Evden çalışma günleri
Son bir aydır evden etkileşimli (interaktif) çalışanların sayısında müthiş bir artış oldu ve sayı belki 30 milyonu buldu. Eğitim tümüyle eve kaydı. Birçok şirketin yanında, televizyon kanalları bile evden hizmet veriyor. Yeni bir yöntem olmamakla birlikte bizde yeni yeni uygulanmaya başlamıştı evden çalışma. Belli ki Koronavirüs sonrasında yaygınlaşma hızı artacak.
Evden çalışan sayısının artışındaki öngörülemez artış, pek övündüğümüz telekomünikasyon altyapımızın zaaflarını da ortaya çıkardı. Yapılan açıklamalardan anladık ki bu konuda dünyada 90. sıradaymışız ve bu süreçte 102. sıraya düşmüşüz. Mukayese imkanımız çok az olduğu için ne kadar geride kaldığımızı ancak araştırmalardan öğrenebiliyoruz.
Telekomünikasyon konusu, sosyal medya kullanımı ve internette vakit geçirmenin çok ötesinde bir öneme sahip. Geliştirilmesi için yapılacaklar şimdiden bir kenara not edilmeli.
Son söz
Koronavirüs sorununun sebep olduğu iki temel sorun var: sağlık ve ekonomi.
Yönetenlerimizin iki sorunun ciddiyetini de yeterince anlayabildiğini sanmıyorum. Bu cümleyi rahatlıkla kuruyorum çünkü doların, enflasyonun ve faizin birlikte tavan yaptığı günleri de çok önceden, sebepleriyle ve sonuçlarıyla, adım adım yine böyle yazılarla haber vermiştim.

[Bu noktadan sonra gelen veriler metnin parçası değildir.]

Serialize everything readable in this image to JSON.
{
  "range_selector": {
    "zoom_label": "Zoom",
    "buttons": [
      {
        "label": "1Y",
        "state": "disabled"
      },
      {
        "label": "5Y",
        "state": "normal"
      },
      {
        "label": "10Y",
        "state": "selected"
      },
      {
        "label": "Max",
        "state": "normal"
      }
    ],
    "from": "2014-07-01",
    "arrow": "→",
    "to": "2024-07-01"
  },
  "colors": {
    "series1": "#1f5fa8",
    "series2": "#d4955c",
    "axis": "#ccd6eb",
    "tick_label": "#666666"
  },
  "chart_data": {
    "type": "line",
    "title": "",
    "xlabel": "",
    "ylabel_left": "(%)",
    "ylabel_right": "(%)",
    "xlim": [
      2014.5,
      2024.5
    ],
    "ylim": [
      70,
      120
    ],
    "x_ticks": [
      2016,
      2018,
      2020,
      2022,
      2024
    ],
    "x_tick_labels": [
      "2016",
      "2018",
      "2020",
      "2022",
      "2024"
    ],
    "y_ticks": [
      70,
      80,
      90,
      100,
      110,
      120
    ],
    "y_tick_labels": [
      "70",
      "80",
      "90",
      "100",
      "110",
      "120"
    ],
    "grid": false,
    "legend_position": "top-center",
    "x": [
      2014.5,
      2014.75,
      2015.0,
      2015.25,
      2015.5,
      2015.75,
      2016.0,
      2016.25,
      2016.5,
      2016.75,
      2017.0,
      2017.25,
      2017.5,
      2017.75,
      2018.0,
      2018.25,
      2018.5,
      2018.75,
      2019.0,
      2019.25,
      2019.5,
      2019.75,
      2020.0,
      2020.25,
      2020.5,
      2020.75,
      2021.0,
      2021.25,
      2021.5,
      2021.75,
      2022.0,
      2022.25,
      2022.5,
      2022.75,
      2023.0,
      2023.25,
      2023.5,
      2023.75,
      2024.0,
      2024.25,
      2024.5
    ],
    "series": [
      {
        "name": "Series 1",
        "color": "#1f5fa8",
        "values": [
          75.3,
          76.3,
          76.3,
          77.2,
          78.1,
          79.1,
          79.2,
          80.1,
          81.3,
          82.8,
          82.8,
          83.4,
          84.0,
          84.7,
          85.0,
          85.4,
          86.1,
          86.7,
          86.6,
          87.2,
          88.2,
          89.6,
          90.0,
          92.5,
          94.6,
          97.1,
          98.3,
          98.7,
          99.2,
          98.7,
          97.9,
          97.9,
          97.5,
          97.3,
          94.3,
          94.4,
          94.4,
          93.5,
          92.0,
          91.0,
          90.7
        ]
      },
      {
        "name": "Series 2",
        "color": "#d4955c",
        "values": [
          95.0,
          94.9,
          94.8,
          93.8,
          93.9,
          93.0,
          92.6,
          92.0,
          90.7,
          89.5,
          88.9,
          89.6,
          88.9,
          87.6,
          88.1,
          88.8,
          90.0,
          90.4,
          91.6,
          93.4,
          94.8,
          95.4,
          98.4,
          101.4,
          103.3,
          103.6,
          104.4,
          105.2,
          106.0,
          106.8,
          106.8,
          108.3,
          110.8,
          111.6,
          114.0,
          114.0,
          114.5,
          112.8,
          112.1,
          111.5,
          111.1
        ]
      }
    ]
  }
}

Sağlıkla ilgili tavrımın “Evde otur!” olduğu malum. Bunu sağlayacak ve düzenleyecek olan hükûmettir. Çalışması gerekenlerin hareketleri ve ulaşımları planlanır, gerisi evde oturmaya mecbur edilir. Yoksa Koronavirüs daha çook can alacak. Kurtulanlarda bırakacağı tahribatları da unutmayalım.
Ekonomi ile ilgili ilk günden beri ısrarla söylediğim iki çözüm var: Para bas ve dolar bul.
Dolar nereden bulunacak? Yakın tarihlerde ABD hisselerini, ABD’ye kızıp sattığımız ve el konulur endişesiyle altınlarımızı ülkemize taşıdığımız için ABD Merkez Bankasının desteğinden mahrumuz (Öfkeyle kalkan…). Geriye IMF kalıyor. IMF de ABD demek zaten. IMF’ye gitmiyoruz çünkü hükûmet bakımından bunun siyasi sonuçları ağır olur. IMF’nin ekonomik şartlarında başka borç bulabileceğimiz yer yok. Varsa bile onlar da ABD ile ilişkili. Üstelik normal bir zamanda değiliz, para herkese lazım. Şimdi swap yoluyla kısa vadelerle borçlanmaya çalışıyoruz ama yapabilsek bile doğrudan ve dolaylı toplam maliyetinin, IMF ile yapılacak bir anlaşmanın maliyetinden çok çok fazla olacağı belli.
Bu şartlarda IMF ile anlaşmak ülkemizin geleceği için daha doğru olacaksa, iç siyasi sonuçları bir kenara atılmalıdır. Benim gözümde devlet adamı, -meşhur tabirle- “gelecek seçimleri değil, gelecek nesilleri” düşünendir.